The approach of the Christmas season brought this home to her through an argument that erupted among the Irrigator staff. The problem started when Editor-in-Chief Kenny Kawachi asked Frank Sano to write a “Letter from Santa” for the children of the camp.
“Boy, you couldn’t have picked a worse candidate!” Frank protested. “First of all, I was raised Buddhist. And second of all, I don’t even believe in that crap anymore, let alone Santa Claus.”
“Hell, Frank, nobody past the age of five believes in Santa Claus,” said Kawachi, his slender hand slashing the air. “It’s just a seasonal thing we ought to have in the paper.”
“Yeah, calm down, Frankie boy,” said the paper’s portly cartoonist, Jerry Yamaguchi.
“But don’t you see what you’re doing?” retorted Frank. “Mindlessly preserving a tradition of mindlessness that accomplishes only one thing—keeps people in their place.”
“Here we go again!” groaned Yamaguchi, rolling his eyes. “The camp philosopher.”
“This camp damn well needs a philosopher. It needs somebody to think about why we’re spending the winter in this desert out in the middle of hell somewhere. If it weren’t for Santa Claus, we probably wouldn’t even be here!”
Yamaguchi threw his head back and let out a howl. “Whoo-ie! Let’s hear this one!”

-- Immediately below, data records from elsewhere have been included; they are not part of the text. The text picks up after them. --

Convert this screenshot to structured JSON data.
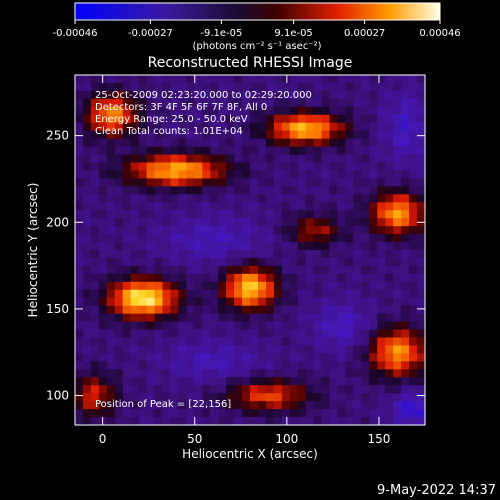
{
  "chart_data": {
    "type": "heatmap",
    "title": "Reconstructed RHESSI Image",
    "xlabel": "Heliocentric X (arcsec)",
    "ylabel": "Heliocentric Y (arcsec)",
    "xlim": [
      -15,
      175
    ],
    "ylim": [
      83,
      285
    ],
    "xticks": [
      0,
      50,
      100,
      150
    ],
    "yticks": [
      100,
      150,
      200,
      250
    ],
    "colorbar": {
      "ticks": [
        "-0.00046",
        "-0.00027",
        "-9.1e-05",
        "9.1e-05",
        "0.00027",
        "0.00046"
      ],
      "tick_values": [
        -0.00046,
        -0.00027,
        -9.1e-05,
        9.1e-05,
        0.00027,
        0.00046
      ],
      "range": [
        -0.00046,
        0.00046
      ],
      "unit_label": "(photons cm⁻² s⁻¹ asec⁻²)"
    },
    "annotations": [
      "25-Oct-2009 02:23:20.000 to 02:29:20.000",
      "Detectors: 3F 4F 5F 6F 7F 8F, All 0",
      "Energy Range: 25.0 - 50.0 keV",
      "Clean    Total counts: 1.01E+04"
    ],
    "peak_label": "Position of Peak = [22,156]",
    "peak": [
      22,
      156
    ],
    "blobs": [
      {
        "x": 22,
        "y": 156,
        "value": 0.00046,
        "rx": 18,
        "ry": 11
      },
      {
        "x": 80,
        "y": 162,
        "value": 0.0004,
        "rx": 14,
        "ry": 12
      },
      {
        "x": 40,
        "y": 230,
        "value": 0.00036,
        "rx": 26,
        "ry": 9
      },
      {
        "x": 110,
        "y": 254,
        "value": 0.00037,
        "rx": 20,
        "ry": 9
      },
      {
        "x": 160,
        "y": 205,
        "value": 0.00033,
        "rx": 14,
        "ry": 12
      },
      {
        "x": 160,
        "y": 125,
        "value": 0.00032,
        "rx": 15,
        "ry": 14
      },
      {
        "x": 90,
        "y": 100,
        "value": 0.00022,
        "rx": 22,
        "ry": 9
      },
      {
        "x": 5,
        "y": 262,
        "value": 0.0003,
        "rx": 14,
        "ry": 12
      },
      {
        "x": -5,
        "y": 100,
        "value": 0.00018,
        "rx": 12,
        "ry": 12
      },
      {
        "x": 115,
        "y": 195,
        "value": 0.00014,
        "rx": 14,
        "ry": 9
      },
      {
        "x": 60,
        "y": 190,
        "value": -0.0002,
        "rx": 28,
        "ry": 14
      },
      {
        "x": 130,
        "y": 140,
        "value": -0.00022,
        "rx": 16,
        "ry": 14
      },
      {
        "x": 60,
        "y": 120,
        "value": -0.0002,
        "rx": 26,
        "ry": 12
      },
      {
        "x": 165,
        "y": 255,
        "value": -0.00022,
        "rx": 12,
        "ry": 20
      },
      {
        "x": 168,
        "y": 92,
        "value": -0.00028,
        "rx": 10,
        "ry": 10
      }
    ]
  },
  "footer": {
    "timestamp": "9-May-2022 14:37"
  }
}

“Just think about it,” continued Frank. “Kenny, you yourself said not even kids believe in Santa Claus.”
Kawachi nodded.
“Then what the hell is Santa Claus for? He’s a decoy, that’s what. He’s been set up for children to learn to dis-believe in, to deflect any doubts they might have away from the grown-ups’ God. The grown-ups set up this decoy, this straw man, this obviously unbelievable father figure to contrast with the ‘real’ God-father. Compared with Santa Claus, God seems as real and tangible as this desk.” He pounded the desk top with his fist.